Published by Profile Books, the collection of essays examines “fault lines” within nations, which can lead to mass violence.
Herbst and fellow editors Greg Mills and Terence McNamee explore this phenomenon in an attempt to answer why some countries can manage societal divisions while others are plunged into violence by these same kinds of fault lines.
Understanding why this happens is critical because, in today’s world, the primary situations in which people kill each other in large numbers is through internal conflict, rather than war between states.

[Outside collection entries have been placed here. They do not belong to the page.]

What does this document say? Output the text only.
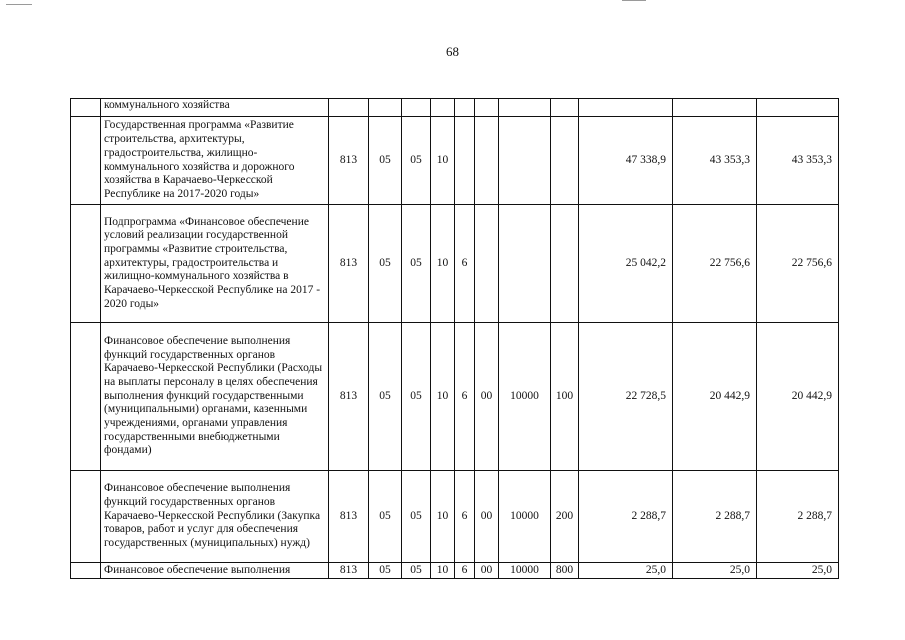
68
	коммунального хозяйства											
	Государственная программа «Развитие строительства, архитектуры, градостроительства, жилищно-коммунального хозяйства и дорожного хозяйства в Карачаево-Черкесской Республике на 2017-2020 годы»	813	05	05	10					47 338,9	43 353,3	43 353,3
	Подпрограмма «Финансовое обеспечение условий реализации государственной программы «Развитие строительства, архитектуры, градостроительства и жилищно-коммунального хозяйства в Карачаево-Черкесской Республике на 2017 - 2020 годы»	813	05	05	10	6				25 042,2	22 756,6	22 756,6
	Финансовое обеспечение выполнения функций государственных органов Карачаево-Черкесской Республики (Расходы на выплаты персоналу в целях обеспечения выполнения функций государственными (муниципальными) органами, казенными учреждениями, органами управления государственными внебюджетными фондами)	813	05	05	10	6	00	10000	100	22 728,5	20 442,9	20 442,9
	Финансовое обеспечение выполнения функций государственных органов Карачаево-Черкесской Республики (Закупка товаров, работ и услуг для обеспечения государственных (муниципальных) нужд)	813	05	05	10	6	00	10000	200	2 288,7	2 288,7	2 288,7
	Финансовое обеспечение выполнения	813	05	05	10	6	00	10000	800	25,0	25,0	25,0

Kissinger, the former U.S. secretary of state who is regarded as a foreign policy expert, is quoted as saying that On the Fault Line “may become the seminal work on a problem that threatens to destabilize important areas around the globe.”
An early review of the book in The Independent newspaper says that it offers a detailed and cogent analysis, case by case, as to how the promotion of democracy can help avert violent conflict.
De Klerk, the Nobel laureate and former South Africa president, said about the book: “As the impact of racial segregation and discrimination dissipates in South Africa, my country faces fresh challenges, including stark divisions in wealth and access to it. On the Fault Line is invaluable in guiding us through not only the management of such distinctions, but their eventual resolution.”
Herbst will be one of the speakers at the official launch of the book, which will be held just outside of Johannesburg, South Africa.
Other speakers at the event will be Joyce Banda, vice president of Malawi; Gen. Sir David Julian Richards, head of the British armed forces; and Jonathan Oppenheimer, an executive at De Beers who helped establish the Brenthurst Foundation, a forum that promotes sustainable economic growth in Africa.